The big improvement to mirror maker is the creation of an identity mirror maker, which would keep message batches together in the exact same partition from source to target cluster. This would completely eliminate the compression overhead from the mirror maker, making it much faster and more efficient. Of course, this requires maintaining the partitions counts in the clusters properly, and allowing the mirror maker to increase partition counts in a target cluster if needed.
That leads into the idea of multi-cluster management. While there are a couple people making some headway on this in the open source world, we still lack a solid interface for managing Kafka clusters as part of an overall infrastructure. This would include maintaining topic configurations across multiple clusters and easily configuring and visualizing the mirror maker links between them.
Another piece needed is better client monitoring overall. Burrow provides us with a good view of what the consumers are doing, but there’s nothing available yet for producer client monitoring. We, of course, have our internal audit system for this. And other companies have their own versions as well. It would be nice to have an open source solution that anyone can use for assuring that the producers are working properly.

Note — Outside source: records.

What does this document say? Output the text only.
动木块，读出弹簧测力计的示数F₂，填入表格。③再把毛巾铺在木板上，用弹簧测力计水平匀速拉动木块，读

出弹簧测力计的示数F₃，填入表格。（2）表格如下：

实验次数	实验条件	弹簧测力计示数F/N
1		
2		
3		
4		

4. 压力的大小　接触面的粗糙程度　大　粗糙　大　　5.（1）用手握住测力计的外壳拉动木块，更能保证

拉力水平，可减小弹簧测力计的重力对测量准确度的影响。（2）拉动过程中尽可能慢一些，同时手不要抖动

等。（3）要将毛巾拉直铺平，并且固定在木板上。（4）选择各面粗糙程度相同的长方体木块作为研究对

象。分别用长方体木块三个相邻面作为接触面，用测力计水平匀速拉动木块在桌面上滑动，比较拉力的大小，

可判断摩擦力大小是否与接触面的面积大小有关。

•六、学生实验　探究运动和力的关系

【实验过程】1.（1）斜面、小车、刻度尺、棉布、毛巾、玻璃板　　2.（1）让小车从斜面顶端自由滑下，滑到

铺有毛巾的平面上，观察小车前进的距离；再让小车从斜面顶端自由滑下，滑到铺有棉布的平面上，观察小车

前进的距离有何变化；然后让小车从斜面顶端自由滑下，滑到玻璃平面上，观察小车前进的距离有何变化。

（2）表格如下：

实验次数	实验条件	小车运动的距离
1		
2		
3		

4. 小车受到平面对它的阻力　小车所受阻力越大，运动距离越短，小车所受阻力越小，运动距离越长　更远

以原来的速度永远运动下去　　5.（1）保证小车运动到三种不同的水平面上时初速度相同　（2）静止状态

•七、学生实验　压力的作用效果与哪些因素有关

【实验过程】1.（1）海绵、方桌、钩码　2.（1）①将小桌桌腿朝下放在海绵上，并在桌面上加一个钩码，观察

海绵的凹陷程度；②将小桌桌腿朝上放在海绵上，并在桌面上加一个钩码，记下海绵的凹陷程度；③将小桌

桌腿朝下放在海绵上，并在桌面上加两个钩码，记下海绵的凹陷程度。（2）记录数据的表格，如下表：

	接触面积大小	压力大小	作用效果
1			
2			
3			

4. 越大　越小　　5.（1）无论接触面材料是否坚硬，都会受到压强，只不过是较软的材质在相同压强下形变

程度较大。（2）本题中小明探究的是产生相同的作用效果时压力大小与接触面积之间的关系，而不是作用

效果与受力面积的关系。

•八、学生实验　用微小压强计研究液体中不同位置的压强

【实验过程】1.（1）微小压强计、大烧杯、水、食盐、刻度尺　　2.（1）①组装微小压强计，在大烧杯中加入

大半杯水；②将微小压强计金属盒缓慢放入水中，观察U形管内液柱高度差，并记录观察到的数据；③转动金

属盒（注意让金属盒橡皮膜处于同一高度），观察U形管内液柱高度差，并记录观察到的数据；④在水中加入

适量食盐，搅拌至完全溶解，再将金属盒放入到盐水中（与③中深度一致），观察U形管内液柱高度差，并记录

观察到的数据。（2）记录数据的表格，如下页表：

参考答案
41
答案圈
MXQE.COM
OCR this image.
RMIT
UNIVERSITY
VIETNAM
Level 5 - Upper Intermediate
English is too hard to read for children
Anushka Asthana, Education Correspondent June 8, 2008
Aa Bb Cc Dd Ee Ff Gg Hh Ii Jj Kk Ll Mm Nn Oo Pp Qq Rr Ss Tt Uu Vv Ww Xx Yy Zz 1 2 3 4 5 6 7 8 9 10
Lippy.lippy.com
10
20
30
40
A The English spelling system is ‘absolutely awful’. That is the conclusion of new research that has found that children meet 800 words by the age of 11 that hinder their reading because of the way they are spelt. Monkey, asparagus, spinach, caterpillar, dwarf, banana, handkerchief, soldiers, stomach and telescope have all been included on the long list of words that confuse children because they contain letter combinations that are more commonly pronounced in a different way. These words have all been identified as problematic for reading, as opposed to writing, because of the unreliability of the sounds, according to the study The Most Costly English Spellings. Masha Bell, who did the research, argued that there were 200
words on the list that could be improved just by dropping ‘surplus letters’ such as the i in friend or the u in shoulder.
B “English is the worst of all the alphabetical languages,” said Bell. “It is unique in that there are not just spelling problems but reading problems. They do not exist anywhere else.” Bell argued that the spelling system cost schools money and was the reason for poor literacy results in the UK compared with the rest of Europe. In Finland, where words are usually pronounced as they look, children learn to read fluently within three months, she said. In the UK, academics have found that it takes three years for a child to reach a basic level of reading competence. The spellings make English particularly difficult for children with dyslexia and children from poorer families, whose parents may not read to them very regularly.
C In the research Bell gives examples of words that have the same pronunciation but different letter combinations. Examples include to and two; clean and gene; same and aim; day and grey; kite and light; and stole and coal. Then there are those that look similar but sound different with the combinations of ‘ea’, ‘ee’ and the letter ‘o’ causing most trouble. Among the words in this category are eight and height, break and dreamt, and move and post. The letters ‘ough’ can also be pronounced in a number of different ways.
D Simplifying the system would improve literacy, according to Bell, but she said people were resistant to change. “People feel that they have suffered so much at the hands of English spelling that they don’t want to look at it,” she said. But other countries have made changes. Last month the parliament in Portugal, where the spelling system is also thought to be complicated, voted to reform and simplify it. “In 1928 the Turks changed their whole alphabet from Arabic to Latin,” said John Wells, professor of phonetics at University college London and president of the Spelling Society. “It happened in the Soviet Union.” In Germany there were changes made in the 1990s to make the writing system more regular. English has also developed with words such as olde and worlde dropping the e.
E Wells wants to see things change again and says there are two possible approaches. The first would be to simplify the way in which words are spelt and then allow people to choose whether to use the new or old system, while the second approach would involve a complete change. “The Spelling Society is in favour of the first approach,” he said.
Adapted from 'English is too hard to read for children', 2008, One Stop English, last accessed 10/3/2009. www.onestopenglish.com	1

We could also use better end-to-end monitoring of our Kafka clusters, so we can know that they are available. We have a lot of metrics that can track information about the individual components, but without a client view of the cluster, we don’t know if the cluster is actually available. We also have a hard time making sure that the entire pipeline is working properly. There’s not a lot available for this right now, but watch this space…
So how can you get more involved in the Kafka community?
The most obvious answer is to go apache.kafka.org. From there you can Join the mailing lists, either on the development or the user side You’ll find people on the #apache-kafka channel on Freenode IRC if you have questions We also coordinate meetups for both Kafka and Samza in the Bay Area, with streaming if you are not local You can also dive into the source repository, and work on and contribute your own tools back.
Kafka may be young, but it’s a critical piece of data infrastructure for many of us.